ULI

ULI Forecast: Small Business Job Growth is Altering Commercial Real Estate Industry

by Haisten Willis

SAN FRANCISCO — The commercial real estate industry is increasingly focused on the needs of small firms employing fewer than 50 people, where job growth is outpacing larger firms by nearly five to one, according to Emerging Trends in Real Estate 2016, an annual real estate report co-published by PricewaterhouseCoopers (PwC US) and the Urban Land Institute (ULI). The report was released during ULI’s fall conference held recently in San Francisco.

“Advancements in technology that are affecting how people live, work, learn, socialize, and get around are reflected in the rising popularity of cities other than the largest coastal markets as magnets for investment,” says Patrick Phillips, CEO of ULI. “More and more of these cities are gaining a competitive edge by positioning themselves as vibrant, more affordable places to live and work, with amenities that appeal to different generations.”

Below are 10 trends to watch, according to the report:

  1. 18-Hour Cities 2.0

The real estate industry has growing confidence in the potential investment returns in “18-hour markets,” which are mid-sized cities whose downtown areas are active in the morning, afternoon and evening, but not late at night. The growth in investor sentiment is evident in the 2016 top 10 rankings — with the exception of San Francisco and Los Angeles, the balance of the markets are 18-hour gateway cities.

  1. Next Stop: The Suburbs

As cost of living and housing prices have risen in the core gateway markets, it’s apparent that a fresh look at suburban opportunities is gaining investor favor. In the top 40 metro areas, 84 percent of all jobs are outside the city core — and that’s the basis for optimism for the suburban future.

  1. Offices: Barometer of Change

The office sector has been benefiting from the strengthening employment numbers and a rethinking of how employees can maximize their productivity through improved workspaces that are seen as more open and that promote collaboration. Some surveyed respondents see the redesign as a way to accommodate an alteration in work style itself, while others view it as a way to attract and keep desired talent.

  1. A Housing Option for Everyone

Economic and demographic factors are influencing the housing market as it deals with providing the type of housing desired by the peak of the baby boom generation and aging Millennials and finding a way to provide affordable housing to support a vibrant workforce. Developing improved housing options for everyone is passing from the realm of “nice to do” to “must do” — and that will be shaping the housing trends going forward.

  1. Parking for Change

Miles traveled by car for people 34 years old or younger are down 23 percent (United States Department of Transportation — Federal Highway Administration), while the percentage of high school seniors with driver’s licenses declined from 85 percent to 73 percent between 1996 and 2010, according to the American Automobile Association.
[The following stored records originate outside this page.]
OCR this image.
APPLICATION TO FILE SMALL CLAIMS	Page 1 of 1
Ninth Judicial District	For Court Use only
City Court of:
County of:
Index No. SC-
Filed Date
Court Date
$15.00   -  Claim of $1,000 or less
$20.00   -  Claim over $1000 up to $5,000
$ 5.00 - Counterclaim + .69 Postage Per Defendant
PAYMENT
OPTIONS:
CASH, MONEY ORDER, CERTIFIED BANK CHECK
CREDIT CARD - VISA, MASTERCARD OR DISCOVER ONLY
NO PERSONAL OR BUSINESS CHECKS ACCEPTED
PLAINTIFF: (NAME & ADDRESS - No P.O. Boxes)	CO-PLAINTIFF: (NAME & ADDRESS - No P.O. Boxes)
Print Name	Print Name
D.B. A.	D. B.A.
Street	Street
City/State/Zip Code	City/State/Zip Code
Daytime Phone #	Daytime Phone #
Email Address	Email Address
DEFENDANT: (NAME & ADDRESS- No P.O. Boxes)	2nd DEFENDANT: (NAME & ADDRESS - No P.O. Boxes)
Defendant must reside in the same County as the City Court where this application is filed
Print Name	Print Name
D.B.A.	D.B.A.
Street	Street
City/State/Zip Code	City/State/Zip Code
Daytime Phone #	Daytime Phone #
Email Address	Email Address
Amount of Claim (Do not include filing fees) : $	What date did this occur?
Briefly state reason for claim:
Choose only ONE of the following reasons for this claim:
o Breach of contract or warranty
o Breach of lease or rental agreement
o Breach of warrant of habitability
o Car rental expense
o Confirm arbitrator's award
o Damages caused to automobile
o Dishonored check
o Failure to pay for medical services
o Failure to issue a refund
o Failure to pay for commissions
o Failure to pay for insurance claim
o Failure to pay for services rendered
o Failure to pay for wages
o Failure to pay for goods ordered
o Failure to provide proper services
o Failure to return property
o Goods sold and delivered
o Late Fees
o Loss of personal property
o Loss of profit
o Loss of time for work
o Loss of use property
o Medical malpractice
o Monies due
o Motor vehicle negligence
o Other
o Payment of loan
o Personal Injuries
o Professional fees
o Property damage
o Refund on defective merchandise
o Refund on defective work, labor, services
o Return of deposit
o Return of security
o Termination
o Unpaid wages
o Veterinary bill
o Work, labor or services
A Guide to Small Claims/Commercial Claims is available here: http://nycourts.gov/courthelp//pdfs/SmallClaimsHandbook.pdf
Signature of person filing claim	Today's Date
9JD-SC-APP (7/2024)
The urbanization trend and gen-Y preferences already suggest that existing parking represents a suboptimal use in land and in both 24- and 18-hour cities, that’s creating change.

  1. Infrastructure: Network It! Brand It!

In light of urban population growth, cities are looking to urgently prioritize repair and maintenance, and at the same time tackle critical needs in areas such as water supply and distribution, public education, aviation, vehicle and pedestrian traffic and rail safety. This is leading to creative solutions such as high-frequency bus networks and green infrastructure. As the need to do more with less becomes more acute, innovative solutions to infrastructure needs is likely to mark the latter half of this decade and beyond.

  1. Food is Getting Bigger and Closer

There are many cities where neighborhood land is cheap or older buildings sit idle, and where median incomes are low and the need for fresh food is high. What is trending is the new vision that has urban land as the most precious and flexible of resources. Just as the reinvention of the suburbs is an emerging story for the decade ahead, so is the creative adaptation of inner city uses.

  1. Consolidation Breeds Specialization

The evolutionary trends in development, equity investment and lending are showing that “small can be powerful.” Developers may find it difficult to access sufficient capital unless they have scale, but this means fitting the quality demands of conservative lenders. That requires finding niche lenders and investors willing to fund the smaller projects; and small developers with their lenders may be accessing the most innovative parts of the business. Firms may find themselves in the middle and will need to choose which side — smaller or larger — they wish to be on.

  1. We Raised the Capital; Now, What Do We Do With It?

New capital will be invested in: additional markets (capital is expected to flow more freely in 18-hour cities), alternative assets (what constitutes real estate will continue expanding), old is new again (older space is being embraced and it’s making the market consider a wider range of potential investments), and alternative property types (medical office and senior housing may see a benefit from changing demographics — and data centers and lab space may be in demand due to technical changes).

  1. Return of the Human Touch

The industry is trending toward more intensive active management. Risk management of hacking issues is of critical concern — and attention to cyber security will penetrate more deeply into the real estate business. Attention to individual decision-making is needed as much as ever.